SASKATOON -- Taylor Leier looked like he was out cold before he even hit the ice.
The Portland Winterhawks forward took a pass from teammate Chase De Leo and was carrying the puck through the neutral zone during the final game of the round robin at the MasterCard Memorial Cup on Wednesday night. The 19-year-old took two strides into the Saskatoon Blades zone when he was hit in the head by the elbow of defenceman Dalton Thrower.
Leier fell immediately and his head bounced twice on the ice from the force of the impact. There was a pool of blood forming from where he was cut. Athletic therapist Rich Campbell ran out onto ice to help and began talking to Leier who remained facedown.
Despite having two referees – Reagan Vetter of the Western Hockey League and Jean-Philippe Sylvain of the Quebec Major Junior Hockey League – on the ice, there was no penalty assessed.
Winterhawks interim head coach, Travis Green, stood on Portland’s bench and began yelling at the officials on the ice: “Wake the (expletive) up!”
Green was less animated in the post-game press conference but it was clear he was still fuming.
“My player was knocked out cold by a hit, or close to it and out of the game,” said the former NHLer. “On a hit that – it’s pretty obvious why I’m upset.”
It was clear Leier was in distress getting off the ice as he needed both Campbell and De Leo to prop him up. At one point as the trio made their way to the Portland bench, it looked like Leier’s legs were going to buckle. It was awful to watch – but none more so for the Saskatoon native’s friends and family who were at the game.
“I was just trying to help him,” said De Leo of getting his dazed teammate off the ice. “He couldn’t put much weight on (himself), so I was just trying to be as supportive as I could. …He obviously wasn’t saying too much. Like I said, it didn’t look good.
“It was scary. We just wanted to get him off the ice as quick as possible.”

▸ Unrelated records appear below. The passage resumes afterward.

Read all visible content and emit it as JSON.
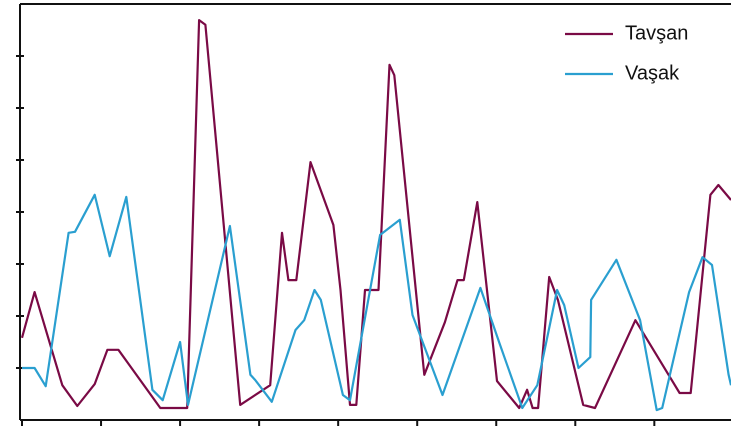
{
  "chart_data": {
    "type": "line",
    "legend": "top-right",
    "xlim": [
      0,
      8.97
    ],
    "ylim": [
      0,
      8
    ],
    "xticks": [
      0,
      1,
      2,
      3,
      4,
      5,
      6,
      7,
      8
    ],
    "yticks": [
      1,
      2,
      3,
      4,
      5,
      6,
      7
    ],
    "series": [
      {
        "name": "Tavşan",
        "color": "#7a0a45",
        "x": [
          0,
          0.16,
          0.51,
          0.7,
          0.92,
          1.08,
          1.22,
          1.75,
          1.9,
          2.09,
          2.24,
          2.32,
          2.76,
          3.14,
          3.29,
          3.37,
          3.47,
          3.65,
          3.94,
          4.03,
          4.15,
          4.23,
          4.34,
          4.51,
          4.65,
          4.71,
          5.09,
          5.35,
          5.51,
          5.59,
          5.76,
          6.01,
          6.29,
          6.39,
          6.46,
          6.53,
          6.67,
          6.78,
          7.1,
          7.25,
          7.76,
          8.32,
          8.46,
          8.71,
          8.81,
          8.97
        ],
        "values": [
          1.58,
          2.46,
          0.67,
          0.27,
          0.69,
          1.35,
          1.35,
          0.23,
          0.23,
          0.23,
          7.69,
          7.6,
          0.29,
          0.67,
          3.6,
          2.69,
          2.69,
          4.96,
          3.75,
          2.5,
          0.29,
          0.29,
          2.5,
          2.5,
          6.83,
          6.63,
          0.87,
          1.88,
          2.69,
          2.69,
          4.19,
          0.75,
          0.23,
          0.58,
          0.23,
          0.23,
          2.75,
          2.31,
          0.29,
          0.23,
          1.92,
          0.52,
          0.52,
          4.33,
          4.52,
          4.23
        ]
      },
      {
        "name": "Vaşak",
        "color": "#2a9fd0",
        "x": [
          0,
          0.16,
          0.3,
          0.59,
          0.67,
          0.92,
          1.11,
          1.32,
          1.65,
          1.78,
          2.0,
          2.1,
          2.63,
          2.89,
          2.95,
          3.16,
          3.46,
          3.57,
          3.7,
          3.78,
          4.06,
          4.15,
          4.53,
          4.78,
          4.94,
          5.32,
          5.8,
          6.04,
          6.33,
          6.52,
          6.77,
          6.86,
          7.04,
          7.19,
          7.2,
          7.52,
          7.82,
          8.03,
          8.1,
          8.44,
          8.61,
          8.73,
          8.94,
          8.97
        ],
        "values": [
          1,
          1,
          0.65,
          3.6,
          3.62,
          4.33,
          3.15,
          4.29,
          0.58,
          0.38,
          1.5,
          0.29,
          3.73,
          0.87,
          0.77,
          0.35,
          1.73,
          1.92,
          2.5,
          2.31,
          0.48,
          0.38,
          3.56,
          3.85,
          2.02,
          0.48,
          2.54,
          1.48,
          0.23,
          0.67,
          2.5,
          2.21,
          1,
          1.21,
          2.31,
          3.08,
          1.92,
          0.19,
          0.23,
          2.46,
          3.13,
          2.98,
          0.87,
          0.67
        ]
      }
    ]
  }
}
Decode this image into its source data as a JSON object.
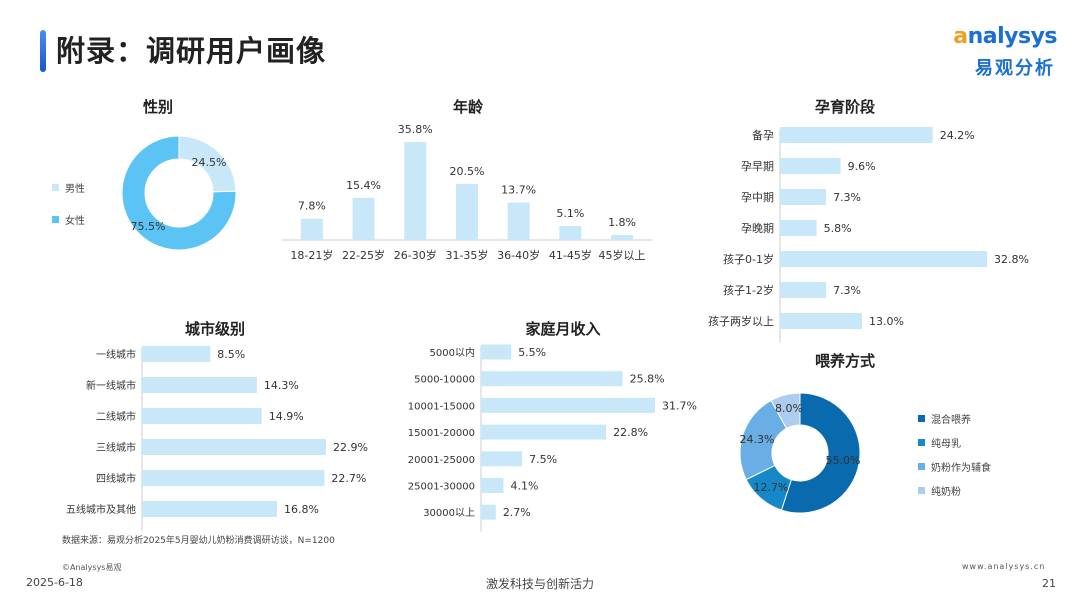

On Thursday morning, Green told reporters Leier was suffering from post-concussion symptoms and would likely be done for the tournament.
Later in the day, the NHL's hockey operations department -- the disciplinary body for the Canadian Hockey League at the Memorial Cup -- announced they had suspended Thrower for the remainder of the tournament. Saskatoon plays the London Knights in a crucial tie-breaker game on Thursday night.
After Wednesday's game, Thrower was apologetic for the injury caused as result of the hit.
“I didn’t mean to hurt him as badly as he was,” Thrower told reporters. “It’s hockey. The game is fast. I was angling him off and he was cutting in the middle and I finished my check.”
The Winterhawks won the game 4-2 to advance to the tournament’s semifinal, but hit cast a pall over what should have been a night of celebrating for Portland.
Blades coach Lorne Molleken said the video in his possession showed Leier cutting to the middle and being hit in the “chest area” by Thrower.
Green wasn’t buying his opponent’s assessment.
“It’s pretty obvious where the shot comes,” the Portland coach said. “It hits him in the head and there is a jump to it as well. The video is pretty obvious.”
In the Ontario Hockey League, commissioner David Branch has been proactive in trying to rid his league of head shots. It is not uncommon to see suspensions starting at 10 games in the OHL. The Western Hockey League, however, is less severe with its punishments. Branch, who also serves as president of the Canadian Hockey League, has in the past stated his concern over brain injuries and the need for junior hockey to a better job of protecting it teenaged players from concussions.
“We were told before the tournament there’s no hits to the head,” said Portland star Ty Rattie. “They’re keying in on that. (Thrower) hit his head. I don’t know where he hit (Leier’s) head, but he hit his head.”
This is the second time in three years a game at the Memorial Cup has been marred by a devastating head hit. At the 2011 Memorial Cup in Mississauga, Ont., Owen Sound Attack star Joey Hishon was hammered by an elbow from Kootenay Ice captain Brayden McNabb. In that case, McNabb was given a five-minute major and a game misconduct. McNabb was given a one game suspension – the first in 12 years at the tournament – and Hishon was unable to finish the tournament.
In fact, it took close to two years for the first-round pick of the Colorado Avalanche in 2010 to be able to play again after suffering a concussion as a result of that hit.
Like everyone else watching, the Winterhawks hope Leier makes a speedy recovery.
“You never want to see that happen to anybody,” said defenceman Derrick Pouliot. “Especially when it’s one of your teammates.”